The first day of school comes, and I can tell that this is going to be a major lifestyle shift. My son is still in elementary school but my daughter is now starting 6th grade at a middle school. The elementary school is our Hobbit Shire. We don’t want to leave our Shire. It’s comfortable, it’s close, and we like the teachers and friends we’ve met there. Mina starting middle school forces us to leave the Shire. Middle school is more like Rohan or Gondor. It’s different, it’s far away, and it’s unknown to us (and probably no “2nd breakfast” or “elevenies”).  By the time I come home from dropping our daughter up, I’m exhausted. And it’s well past the 7:30am mark which is the typical start of an engineering day. It’s past the start of any school day. I am glad I didn’t rush into anything because it wouldn’t have worked. On a positive note however, the longer commute and new routine doesn’t allow me to come home and crash into a morning slumber. I stayed up and drank coffee. I slowly started to be productive.

I found myself walking my dog almost every morning, reading books, playing guitar, and cleaning things around the house. I felt a nagging sense of guilt. “I should be working,” “I should be contributing to our household monetarily,” “I should be contributing to society.” As one friend told me his therapist said, I was “shoulding” all over myself. Eventually I made these voices go away by allowing myself to just have one month off. It’s just one month. Give yourself one month to not think those thoughts and not feel guilt. This ended up being difficult. Our culture does not make this easy. Sometimes I found myself googling employment opportunities of different careers and jobs than the one(s) I’d envisioned. I told myself to join the gig economy one day and then convinced myself to become an entrepreneur the next. At some point while on a post-coffee moment and walking my dog I managed to drown those voices out and take my month off in peace.

Some observations about not working. It’s harder than you think. It’s incredibly lonely, and if you don’t treasure solitude than you’ll be desperate for the social interactions you’re missing. When the topic of what I do comes up with mixed company I dub myself “Mr.
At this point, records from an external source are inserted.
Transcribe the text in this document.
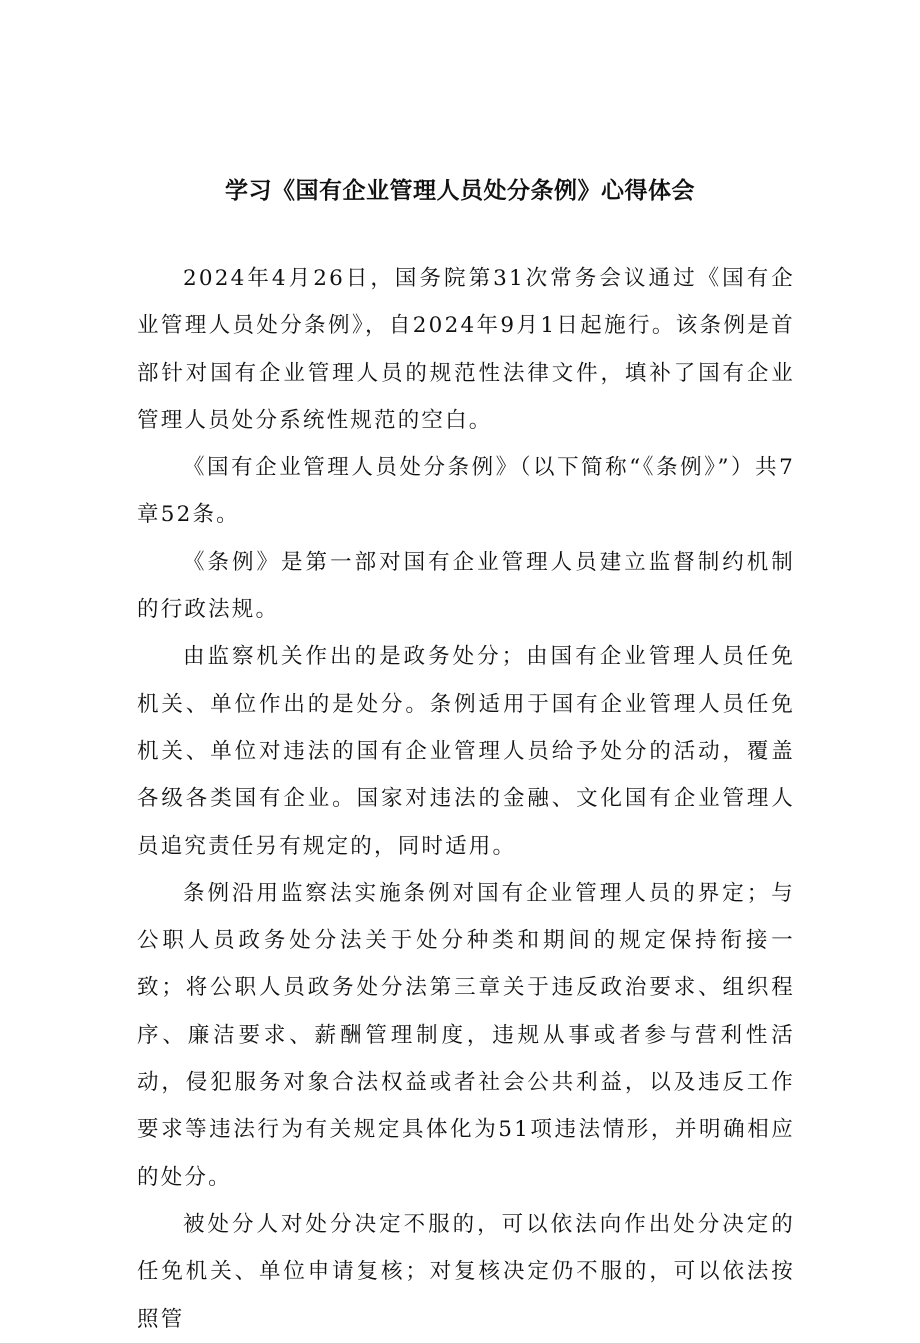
学习《国有企业管理人员处分条例》心得体会

2024年4月26日，国务院第31次常务会议通过《国有企业管理人员处分条例》，自2024年9月1日起施行。该条例是首部针对国有企业管理人员的规范性法律文件，填补了国有企业管理人员处分系统性规范的空白。

《国有企业管理人员处分条例》（以下简称“《条例》”）共7章52条。

《条例》是第一部对国有企业管理人员建立监督制约机制的行政法规。

由监察机关作出的是政务处分；由国有企业管理人员任免机关、单位作出的是处分。条例适用于国有企业管理人员任免机关、单位对违法的国有企业管理人员给予处分的活动，覆盖各级各类国有企业。国家对违法的金融、文化国有企业管理人员追究责任另有规定的，同时适用。

条例沿用监察法实施条例对国有企业管理人员的界定；与公职人员政务处分法关于处分种类和期间的规定保持衔接一致；将公职人员政务处分法第三章关于违反政治要求、组织程序、廉洁要求、薪酬管理制度，违规从事或者参与营利性活动，侵犯服务对象合法权益或者社会公共利益，以及违反工作要求等违法行为有关规定具体化为51项违法情形，并明确相应的处分。

被处分人对处分决定不服的，可以依法向作出处分决定的任免机关、单位申请复核；对复核决定仍不服的，可以依法按照管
Mom.” I made lunches for the kids in the mornings, I act as their chauffeur to schools and back (for Mina). I do the grocery shopping, I try to make dinner (most nights), and struggle finding food the kids like. (Mina tells her friends that my only job is to “feed the dog.”) I plan elaborate projects around the house but tend to neglect routine cleaning. I don’t feel drawn to be a become a PTA parent , or to join any organizations that have attendance commitments. I do want to volunteer for charities here and there. To maintain some sort of social life, I try to organize lunch with a friend once a week. Most of the time people are busy, but I do get to have some good lunches with friends.

Another aspect of taking time off is if you have a working spouse. The concept of retirement that’s been shown to us is a couple enjoying life together with all the time in the world to do everything. But I don’t think that will be the case for most of us. During my time off, I found myself lonely but well rested, meanwhile, my wife Paige is socially fulfilled but exhausted from her daily grind. Time off, or a sort of retirement, is not the “grass is always greener” promise that’s on display during financial investment banking commercials. If you or your spouse really loves their job and it’s a job you don’t typically age out of like teaching or education, or they are ambitious and driven to work until old age, then you may mismatch your timing of retirement or whenever you have extended time off from work. This maybe not a problem if you don’t get along with your spouse, but I want to use my free time to do things together (travel, take walks, baking, crosswords, etc.).  That’s been an unexpected discovery for me during my extended time off.